Marco Temporal: o problema continua
Em pouco tempo de vigência, a lei 14.701/2023, que instituiu o marco temporal para a demarcação de terras indígenas no Brasil, já produziu efeitos perversos para as comunidades indígenas, fundamentalmente àquelas onde há processos de disputas territoriais com particulares. A lei foi aprovada pelo Congresso Nacional em dezembro de 2023, apenas três meses após o Supremo Tribunal Federal determinar a inconstitucionalidade da tese. O marco temporal estabelece a data de promulgação da Constituição Federal como limite para a demarcação de terras indígenas, ou seja, somente seriam demarcadas as comunidades que já estavam no território em 5 de outubro de 1988.
Célia Xakriabá destaca que os efeitos da medida já são sentidos pelos povos indígenas, e vão desde “a viabilidade da exploração comercial dos territórios por terceiros, a autorização para que os latifundiários avancem [sobre os territórios tradicionais], até a legitimação dos ataques violentos realizados em todo o país em resposta às retomadas dos territórios indígenas”.

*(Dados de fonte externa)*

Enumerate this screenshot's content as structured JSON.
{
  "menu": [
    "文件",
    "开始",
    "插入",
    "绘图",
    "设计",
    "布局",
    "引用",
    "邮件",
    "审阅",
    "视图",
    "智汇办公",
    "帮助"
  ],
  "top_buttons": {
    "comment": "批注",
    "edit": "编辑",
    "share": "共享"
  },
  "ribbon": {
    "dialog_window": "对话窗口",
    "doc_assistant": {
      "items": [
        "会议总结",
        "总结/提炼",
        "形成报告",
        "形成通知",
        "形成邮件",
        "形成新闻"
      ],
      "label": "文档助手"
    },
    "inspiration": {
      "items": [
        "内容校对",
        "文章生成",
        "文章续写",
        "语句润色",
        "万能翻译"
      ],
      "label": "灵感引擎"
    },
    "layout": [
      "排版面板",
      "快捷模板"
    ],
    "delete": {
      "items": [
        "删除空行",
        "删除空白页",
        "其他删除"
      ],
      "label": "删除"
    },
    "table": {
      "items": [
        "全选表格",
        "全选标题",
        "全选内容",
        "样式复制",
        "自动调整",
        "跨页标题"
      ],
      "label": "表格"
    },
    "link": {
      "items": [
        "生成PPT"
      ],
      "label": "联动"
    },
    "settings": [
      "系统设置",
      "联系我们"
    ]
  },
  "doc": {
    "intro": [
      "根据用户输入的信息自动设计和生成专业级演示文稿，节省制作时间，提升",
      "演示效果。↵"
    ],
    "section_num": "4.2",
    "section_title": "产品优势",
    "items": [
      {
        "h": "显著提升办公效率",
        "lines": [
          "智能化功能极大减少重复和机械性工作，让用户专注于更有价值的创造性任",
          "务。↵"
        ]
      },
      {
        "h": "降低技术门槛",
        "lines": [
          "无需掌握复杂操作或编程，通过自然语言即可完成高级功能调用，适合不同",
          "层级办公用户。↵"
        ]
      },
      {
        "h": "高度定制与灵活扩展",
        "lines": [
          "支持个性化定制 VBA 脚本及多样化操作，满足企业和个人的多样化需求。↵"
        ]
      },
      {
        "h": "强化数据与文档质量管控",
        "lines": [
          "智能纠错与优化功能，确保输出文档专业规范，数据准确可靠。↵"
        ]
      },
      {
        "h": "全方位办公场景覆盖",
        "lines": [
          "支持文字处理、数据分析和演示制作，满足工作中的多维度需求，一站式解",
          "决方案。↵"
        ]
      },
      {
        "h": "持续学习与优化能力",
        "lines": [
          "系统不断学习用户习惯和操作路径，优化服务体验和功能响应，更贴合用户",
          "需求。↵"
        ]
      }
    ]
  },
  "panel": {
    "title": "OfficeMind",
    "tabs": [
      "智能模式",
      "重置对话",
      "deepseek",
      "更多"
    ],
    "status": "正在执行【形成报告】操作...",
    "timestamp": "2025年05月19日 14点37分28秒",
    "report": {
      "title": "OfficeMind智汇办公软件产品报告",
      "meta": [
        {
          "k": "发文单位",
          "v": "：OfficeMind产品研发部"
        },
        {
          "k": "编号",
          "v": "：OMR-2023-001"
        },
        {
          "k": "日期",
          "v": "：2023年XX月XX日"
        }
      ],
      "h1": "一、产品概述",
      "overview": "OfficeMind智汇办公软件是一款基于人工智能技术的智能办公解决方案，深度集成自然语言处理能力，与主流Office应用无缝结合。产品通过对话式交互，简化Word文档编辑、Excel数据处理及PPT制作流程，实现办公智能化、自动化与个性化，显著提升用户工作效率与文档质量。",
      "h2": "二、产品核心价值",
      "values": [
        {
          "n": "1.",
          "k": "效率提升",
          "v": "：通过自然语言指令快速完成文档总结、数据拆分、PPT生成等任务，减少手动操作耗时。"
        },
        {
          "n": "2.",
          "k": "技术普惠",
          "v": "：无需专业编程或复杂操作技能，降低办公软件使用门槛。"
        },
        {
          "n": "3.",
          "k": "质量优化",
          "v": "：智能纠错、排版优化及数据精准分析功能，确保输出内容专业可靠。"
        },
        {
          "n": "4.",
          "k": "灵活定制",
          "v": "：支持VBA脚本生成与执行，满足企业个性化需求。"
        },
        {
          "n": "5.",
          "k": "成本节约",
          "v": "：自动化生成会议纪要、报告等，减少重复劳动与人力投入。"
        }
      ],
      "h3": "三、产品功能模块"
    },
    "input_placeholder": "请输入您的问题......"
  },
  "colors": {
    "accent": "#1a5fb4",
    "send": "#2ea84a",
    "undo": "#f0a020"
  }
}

“Não à toa ela foi apelidada de Lei do Genocídio, porque coloca em xeque todas as normativas que existiam sobre demarcação das terras indígenas e derruba uma conquista histórica da luta cristalizada na Constituição Federal”, comentou a parlamentar, que ainda listou uma série de ataques contra os povos indígenas ocorridos após a aprovação da lei.
“No Rio Grande do Sul, na aldeia Kaingang Fág Nor, na aldeia Pekuruty, do povo Guarani Mbya, no Paraná, os Tekohas Arapoty, Arakoé e Tatury, da TI Guasu Guavira, no Ceará, em Parnamirim, do povo Anacé, e no Mato Grosso do Sul, que atraiu mais atenção e notoriedade, contra o povo Guarani Kaiowá na Tekoha Kunumi Vera, TI Panambi – Lagoa Rica e Nhanderu Marangatu”.
A parlamentar fez um apelo ao Judiciário. “Pedimos a suspensão da vigência da lei para que a Funai [Fundação Nacional dos Povos Indígenas] possa retomar todos seus estudos e para que não exista nenhuma legitimação dos Poderes sobre a violação dos direitos indígenas.”
A Articulação dos Povos Indígenas do Brasil (Apib) publicou nota em que pede ao ministro Gilmar Mendes, relator das ações que questionam a constitucionalidade da lei do marco temporal, suspenda a vigência da lei, em obediência ao entendimento firmado pelo Supremo a respeito do tema em setembro de 2023. “Reforçamos o pedido ao ministro Gilmar Mendes, relator das ações que tratam da legislação no Supremo: Suspenda a lei 14.701/2023 imediatamente! Essa lei incentiva e legaliza a violência contra os territórios e corpos indígenas, que são os verdadeiros guardiões dos biomas brasileiros!”, escreveu a entidade.
Em 28 de agosto, a Apib decidiu se retirar da mesa de conciliação sobre o marco temporal, também coordenada pelo gabinete de Mendes. Na ocasião, os indígenas denunciaram que se tratava de uma tentativa de “conciliação forçada e compulsória”.